The offline approach allows for completion of the electronic proposal form while remaining disconnected to the internet. This means you can complete the form from any location at any time and at your own speed, inputting data once into the fact-find and pre-populating the e-commerce proposal form and only connecting to the internet when you are ready to send the form to the product provider.

The online approach means you complete the form while you are connected to the internet. Some providers offering this approach provide immediate cover for clean cases, meaning you can take a customer from comparison through to quote, application completion and get the policy put on risk in one seamless process.

A customer-facing version of the connected or online life and CI proposals is also available. This has been designed to sit on IFA websites, so clients can come directly into their website ' attracted by conventional or web-based advertising ' and quote and apply for online cover as an IFA customer.

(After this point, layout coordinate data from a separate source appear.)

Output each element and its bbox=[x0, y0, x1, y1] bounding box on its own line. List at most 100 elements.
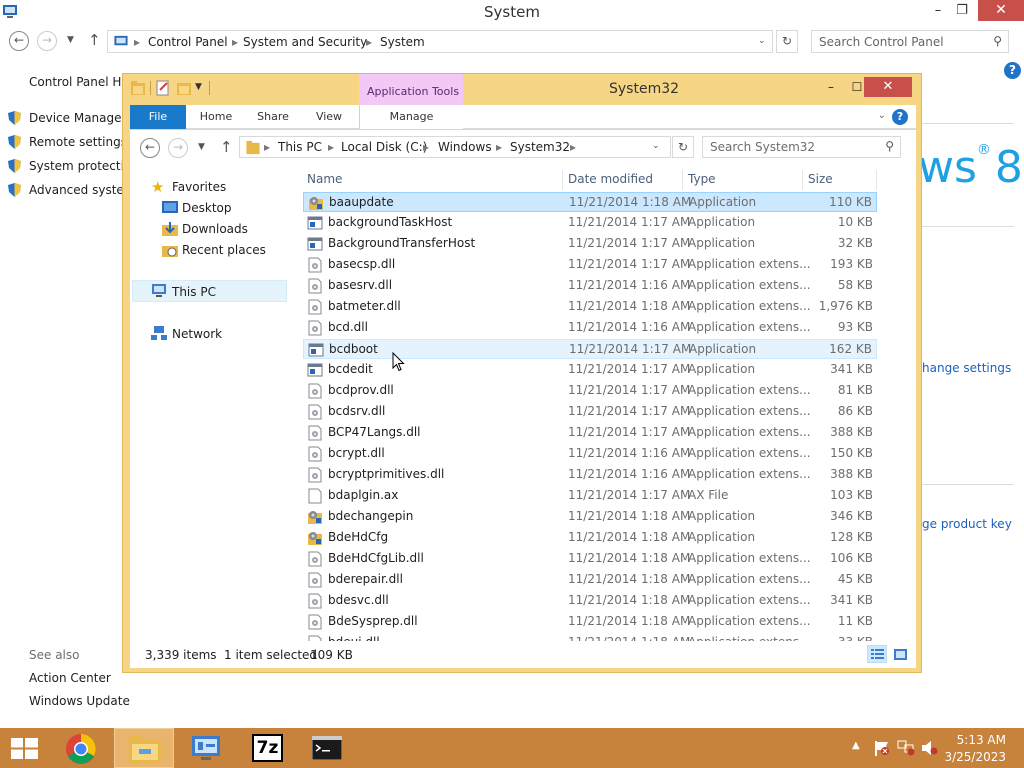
table-row[interactable]: batmeter.dll 11/21/2014 1:18 AM Applicatio… bbox=[303, 297, 877, 317]
table-row[interactable]: backgroundTaskHost 11/21/2014 1:17 AM Appl… bbox=[303, 213, 877, 233]
table-row[interactable]: bcdboot 11/21/2014 1:17 AM Application 162 … bbox=[303, 339, 877, 359]
tab-share[interactable]: Share bbox=[246, 105, 300, 129]
new-folder-icon[interactable] bbox=[177, 80, 191, 96]
explorer-address-dropdown-icon[interactable]: ⌄ bbox=[652, 141, 660, 151]
table-row[interactable]: bdechangepin 11/21/2014 1:18 AM Applicatio… bbox=[303, 507, 877, 527]
table-row[interactable]: bdeui.dll11/21/2014 1:18 AMApplication e… bbox=[303, 633, 877, 641]
table-row[interactable]: baaupdate 11/21/2014 1:18 AM Application 11… bbox=[303, 192, 877, 212]
nav-this-pc[interactable]: This PC bbox=[172, 285, 216, 299]
up-arrow-icon[interactable]: ↑ bbox=[88, 31, 101, 49]
file-name: BCP47Langs.dll bbox=[328, 425, 421, 439]
back-button[interactable]: ← bbox=[9, 31, 29, 51]
search-system32-input[interactable]: Search System32 ⚲ bbox=[702, 136, 901, 158]
breadcrumb-local-disk[interactable]: Local Disk (C:) bbox=[341, 140, 427, 154]
table-row[interactable]: bderepair.dll 11/21/2014 1:18 AM Applicati… bbox=[303, 570, 877, 590]
file-date: 11/21/2014 1:17 AM bbox=[568, 404, 691, 418]
breadcrumb-system[interactable]: System bbox=[380, 35, 425, 49]
table-row[interactable]: bcryptprimitives.dll 11/21/2014 1:16 AM Ap… bbox=[303, 465, 877, 485]
refresh-icon[interactable]: ↻ bbox=[776, 30, 798, 53]
breadcrumb-system-security[interactable]: System and Security bbox=[243, 35, 367, 49]
nav-network[interactable]: Network bbox=[172, 327, 222, 341]
address-bar[interactable]: ▸ Control Panel ▸ System and Security ▸ … bbox=[107, 30, 773, 53]
table-row[interactable]: basecsp.dll 11/21/2014 1:17 AM Application… bbox=[303, 255, 877, 275]
table-row[interactable]: BackgroundTransferHost 11/21/2014 1:17 AM… bbox=[303, 234, 877, 254]
nav-recent-places[interactable]: Recent places bbox=[182, 243, 266, 257]
taskbar-chrome[interactable] bbox=[52, 728, 112, 768]
recent-pages-icon[interactable]: ▼ bbox=[67, 35, 74, 45]
tab-file[interactable]: File bbox=[130, 105, 186, 129]
action-center-link[interactable]: Action Center bbox=[29, 671, 111, 685]
table-row[interactable]: bcdprov.dll 11/21/2014 1:17 AM Application… bbox=[303, 381, 877, 401]
column-header-type[interactable]: Type bbox=[688, 172, 716, 186]
properties-icon[interactable] bbox=[156, 80, 170, 96]
help-icon[interactable]: ? bbox=[1004, 62, 1021, 79]
address-dropdown-icon[interactable]: ⌄ bbox=[758, 36, 766, 46]
folder-icon[interactable] bbox=[131, 80, 145, 96]
taskbar-command-prompt[interactable] bbox=[299, 728, 359, 768]
change-settings-link[interactable]: hange settings bbox=[922, 361, 1011, 375]
ribbon-tabs: File Home Share View Manage ⌄ ? bbox=[130, 105, 916, 129]
column-header-size[interactable]: Size bbox=[808, 172, 833, 186]
explorer-help-icon[interactable]: ? bbox=[892, 109, 908, 125]
table-row[interactable]: bcd.dll 11/21/2014 1:16 AM Application ext… bbox=[303, 318, 877, 338]
breadcrumb-windows[interactable]: Windows bbox=[438, 140, 492, 154]
details-view-button[interactable] bbox=[867, 645, 887, 663]
table-row[interactable]: bcdsrv.dll 11/21/2014 1:17 AM Application … bbox=[303, 402, 877, 422]
explorer-minimize-button[interactable]: – bbox=[819, 78, 843, 96]
tab-home[interactable]: Home bbox=[188, 105, 244, 129]
show-hidden-icons[interactable]: ▲ bbox=[852, 740, 860, 751]
explorer-forward-button[interactable]: → bbox=[168, 138, 188, 158]
explorer-up-arrow-icon[interactable]: ↑ bbox=[220, 138, 233, 156]
table-row[interactable]: bcdedit 11/21/2014 1:17 AM Application 341 … bbox=[303, 360, 877, 380]
file-type: Application extens... bbox=[688, 299, 811, 313]
file-size: 103 KB bbox=[830, 488, 873, 502]
volume-muted-icon[interactable] bbox=[921, 740, 939, 756]
nav-desktop[interactable]: Desktop bbox=[182, 201, 232, 215]
table-row[interactable]: bdesvc.dll 11/21/2014 1:18 AM Application … bbox=[303, 591, 877, 611]
table-row[interactable]: BdeHdCfg 11/21/2014 1:18 AM Application 128… bbox=[303, 528, 877, 548]
large-icons-view-button[interactable] bbox=[890, 645, 910, 663]
forward-button[interactable]: → bbox=[37, 31, 57, 51]
device-manager-link[interactable]: Device Manager bbox=[29, 111, 126, 125]
customize-toolbar-icon[interactable]: ▼ bbox=[195, 82, 202, 92]
explorer-refresh-icon[interactable]: ↻ bbox=[672, 136, 694, 158]
search-control-panel-input[interactable]: Search Control Panel ⚲ bbox=[811, 30, 1009, 53]
explorer-close-button[interactable]: ✕ bbox=[864, 77, 912, 97]
tab-view[interactable]: View bbox=[302, 105, 356, 129]
control-panel-home-link[interactable]: Control Panel Ho bbox=[29, 75, 129, 89]
table-row[interactable]: BdeSysprep.dll 11/21/2014 1:18 AM Applicat… bbox=[303, 612, 877, 632]
clock-time[interactable]: 5:13 AM bbox=[957, 733, 1006, 747]
table-row[interactable]: bdaplgin.ax 11/21/2014 1:17 AM AX File 103 … bbox=[303, 486, 877, 506]
explorer-back-button[interactable]: ← bbox=[140, 138, 160, 158]
close-button[interactable]: ✕ bbox=[978, 0, 1024, 21]
taskbar-7zip[interactable]: 7z bbox=[238, 728, 298, 768]
change-product-key-link[interactable]: ge product key bbox=[922, 517, 1012, 531]
file-date: 11/21/2014 1:18 AM bbox=[568, 299, 691, 313]
breadcrumb-control-panel[interactable]: Control Panel bbox=[148, 35, 228, 49]
table-row[interactable]: BCP47Langs.dll 11/21/2014 1:17 AM Applicat… bbox=[303, 423, 877, 443]
expand-ribbon-icon[interactable]: ⌄ bbox=[878, 110, 886, 121]
tab-manage[interactable]: Manage bbox=[359, 105, 463, 129]
column-header-date[interactable]: Date modified bbox=[568, 172, 653, 186]
taskbar-control-panel[interactable] bbox=[176, 728, 236, 768]
nav-downloads[interactable]: Downloads bbox=[182, 222, 248, 236]
windows-update-link[interactable]: Windows Update bbox=[29, 694, 130, 708]
clock-date[interactable]: 3/25/2023 bbox=[944, 750, 1006, 764]
table-row[interactable]: bcrypt.dll 11/21/2014 1:16 AM Application … bbox=[303, 444, 877, 464]
nav-favorites[interactable]: Favorites bbox=[172, 180, 226, 194]
explorer-recent-icon[interactable]: ▼ bbox=[198, 142, 205, 152]
breadcrumb-system32[interactable]: System32 bbox=[510, 140, 570, 154]
network-status-icon[interactable] bbox=[897, 740, 915, 756]
file-date: 11/21/2014 1:16 AM bbox=[568, 446, 691, 460]
advanced-system-link[interactable]: Advanced system bbox=[29, 183, 135, 197]
table-row[interactable]: basesrv.dll 11/21/2014 1:16 AM Application… bbox=[303, 276, 877, 296]
explorer-address-bar[interactable]: ▸ This PC ▸ Local Disk (C:) ▸ Windows ▸ … bbox=[239, 136, 671, 158]
maximize-button[interactable]: ❐ bbox=[948, 0, 976, 22]
remote-settings-link[interactable]: Remote settings bbox=[29, 135, 127, 149]
taskbar-file-explorer[interactable] bbox=[114, 728, 174, 768]
breadcrumb-this-pc[interactable]: This PC bbox=[278, 140, 322, 154]
action-center-flag-icon[interactable] bbox=[874, 740, 890, 756]
column-header-name[interactable]: Name bbox=[307, 172, 342, 186]
table-row[interactable]: BdeHdCfgLib.dll 11/21/2014 1:18 AM Applica… bbox=[303, 549, 877, 569]
start-button-icon[interactable] bbox=[11, 738, 38, 759]
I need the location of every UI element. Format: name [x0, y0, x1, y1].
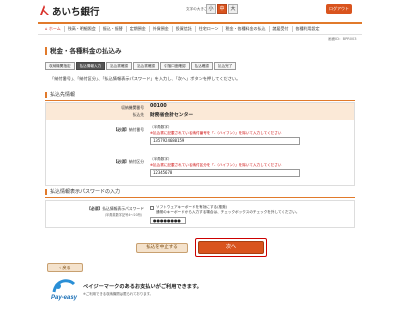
- nav-item-label: ホーム: [48, 26, 61, 31]
- payment-class-label-text: 納付区分: [128, 159, 144, 164]
- required-mark: 【必須】: [113, 127, 129, 132]
- divider: [45, 100, 355, 101]
- software-keyboard-note: 通常のキーボードから入力する場合は、チェックボックスのチェックを外してください。: [156, 210, 300, 214]
- step-item: 払込確認: [190, 62, 213, 70]
- nav-item-investment[interactable]: 投資信託: [173, 26, 196, 32]
- payment-number-label: 【必須】納付番号: [114, 127, 144, 133]
- font-size-small-button[interactable]: 小: [206, 4, 216, 14]
- step-item: 払込完了: [214, 62, 237, 70]
- nav-item-home[interactable]: ⌂ ホーム: [42, 26, 65, 32]
- password-section-heading: 払込情報表示パスワードの入力: [45, 189, 120, 195]
- agency-label: 収納機関番号: [121, 105, 144, 110]
- payee-label: 払込先: [132, 112, 144, 117]
- nav-item-transfer[interactable]: 振込・振替: [100, 26, 127, 32]
- next-button[interactable]: 次へ: [198, 241, 264, 254]
- agency-value: 00100: [150, 104, 167, 109]
- payment-class-label: 【必須】納付区分: [114, 159, 144, 165]
- step-item: 引落口座確認: [160, 62, 190, 70]
- payment-class-note: （半角数字）: [150, 157, 172, 161]
- home-icon: ⌂: [45, 26, 48, 31]
- payeasy-sub-text: ※ご利用できる収納機関は限られております。: [83, 292, 154, 296]
- payee-value: 財務省会計センター: [150, 113, 194, 118]
- agency-row: 収納機関番号 00100 払込先 財務省会計センター: [46, 103, 354, 120]
- payment-number-input[interactable]: 1357924680159: [150, 137, 300, 145]
- password-sub-label: （半角英数字記号4〜20桁）: [102, 213, 144, 217]
- logout-button[interactable]: ログアウト: [326, 4, 352, 14]
- divider: [45, 197, 355, 198]
- payment-info-panel: 収納機関番号 00100 払込先 財務省会計センター 【必須】納付番号 （半角数…: [45, 102, 355, 186]
- payment-class-row: 【必須】納付区分 （半角数字） ※払込書に記載されている納付区分を「-（ハイフン…: [46, 155, 354, 185]
- step-indicator: 収納機関指定 払込情報入力 払込書確認 払込書確認 引落口座確認 払込確認 払込…: [45, 62, 237, 70]
- nav-item-housing-loan[interactable]: 住宅ローン: [196, 26, 223, 32]
- payeasy-headline: ペイジーマークのあるお支払いがご利用できます。: [83, 284, 202, 290]
- instruction-text: 「納付番号」、「納付区分」、「払込情報表示パスワード」を入力し、「次へ」ボタンを…: [50, 76, 241, 81]
- payment-section-heading: 払込先情報: [45, 92, 75, 98]
- bank-logo-icon: [40, 5, 49, 15]
- font-size-medium-button[interactable]: 中: [217, 4, 227, 14]
- nav-item-settings[interactable]: 各種利用設定: [293, 26, 323, 32]
- step-item: 払込書確認: [106, 62, 133, 70]
- step-item: 払込書確認: [133, 62, 160, 70]
- payment-class-input[interactable]: 12345678: [150, 169, 300, 177]
- global-nav: ⌂ ホーム 残高・明細照会 振込・振替 定期預金 外貨預金 投資信託 住宅ローン…: [38, 22, 362, 35]
- payment-number-note: （半角数字）: [150, 125, 172, 129]
- password-panel: 【必須】払込情報表示パスワード （半角英数字記号4〜20桁） ソフトウェアキーボ…: [45, 200, 355, 228]
- payeasy-logo-icon: Pay-easy: [51, 279, 78, 301]
- payment-number-row: 【必須】納付番号 （半角数字） ※払込書に記載されている納付番号を「-（ハイフン…: [46, 123, 354, 153]
- payment-class-warning: ※払込書に記載されている納付区分を「-（ハイフン）」を除いて入力してください: [150, 163, 282, 167]
- step-item-current: 払込情報入力: [75, 62, 106, 70]
- nav-item-time-deposit[interactable]: 定期預金: [127, 26, 150, 32]
- page-title: 税金・各種料金の払込み: [45, 47, 122, 55]
- software-keyboard-checkbox[interactable]: [150, 206, 154, 210]
- font-size-large-button[interactable]: 大: [228, 4, 238, 14]
- step-item: 収納機関指定: [45, 62, 75, 70]
- payment-number-warning: ※払込書に記載されている納付番号を「-（ハイフン）」を除いて入力してください: [150, 131, 282, 135]
- header: あいち銀行 文字の大きさ 小 中 大 ログアウト: [0, 0, 400, 22]
- screen-id: 画面ID：BPR003: [328, 37, 357, 41]
- nav-item-notifications[interactable]: 諸届受付: [270, 26, 293, 32]
- nav-item-balance[interactable]: 残高・明細照会: [65, 26, 100, 32]
- payment-number-label-text: 納付番号: [128, 127, 144, 132]
- password-input[interactable]: ●●●●●●●●: [150, 217, 186, 224]
- nav-item-tax-payment[interactable]: 税金・各種料金の払込: [223, 26, 270, 32]
- bank-name: あいち銀行: [52, 7, 100, 18]
- payeasy-logo-text: Pay-easy: [51, 295, 78, 301]
- chevron-left-icon: ‹: [59, 265, 61, 270]
- back-button-label: 戻る: [62, 265, 71, 270]
- required-mark: 【必須】: [87, 206, 103, 211]
- font-size-label: 文字の大きさ: [186, 7, 208, 11]
- nav-item-foreign-deposit[interactable]: 外貨預金: [150, 26, 173, 32]
- required-mark: 【必須】: [113, 159, 129, 164]
- back-button[interactable]: ‹ 戻る: [47, 263, 83, 272]
- stop-payment-button[interactable]: 払込を中止する: [136, 243, 188, 253]
- password-label-text: 払込情報表示パスワード: [102, 206, 144, 211]
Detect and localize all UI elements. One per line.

The proposal would then be sent electronically to the product provider with immediate cover being approved for clean cases.

Use the table (left) to find the e-commerce route that will best suit your business.

Why e-commerce?

So why should advisers use e-commerce to apply for term and critical illness? The arguments are compelling. Benefits can include:

• Instant validation eliminates errors in proposal forms.

• Instant cover for clean cases.

• Instant acknowledgement and in some cases instant details of the plan number.

• Instant proposal tracking via the insurer's extranet.

• Inputting data once and pre-populating into the proposal form.

Some providers also offer commission enhancements for quoting ' using external quote platforms ' to produce term and mortgage life or CI quotes. Other providers offer specific enhancements for submitting business using e-commerce.

We are operating in a rapidly changing market, where customer demands and expectations are ever-increasing and where the industry is trying its best to meet Government and consumer challenges on charges, access and terms.

To meet these demands we have to take costs out of the business and become slicker in the way we operate.

More importantly, we have to recognise that in the future, e-commerce is likely to become the only way to compete and trade profitably for providers and IFAs alike.

The challenge for product providers is to provide the IFA market with e-commerce solutions that meet IFAs' differing needs. A range of solutions are already available in the market and we fully expect companies to continue to develop e-commerce capability and solutions over the next few years.

For advisers, the challenge is to look at business processes and work in partnership with providers to see how the many benefits of e-commerce can help them improve their business.

Keith Simm is a product manager at Norwich Union


Cover notes

• Advisers can now transact critical illness and term assurance from start to finish online.

• Forms can be compared offline and then sent online at the adviser's convenience.

• Advisers can install links from their own website to providers' websites to allow clients to apply online and still earn a commission.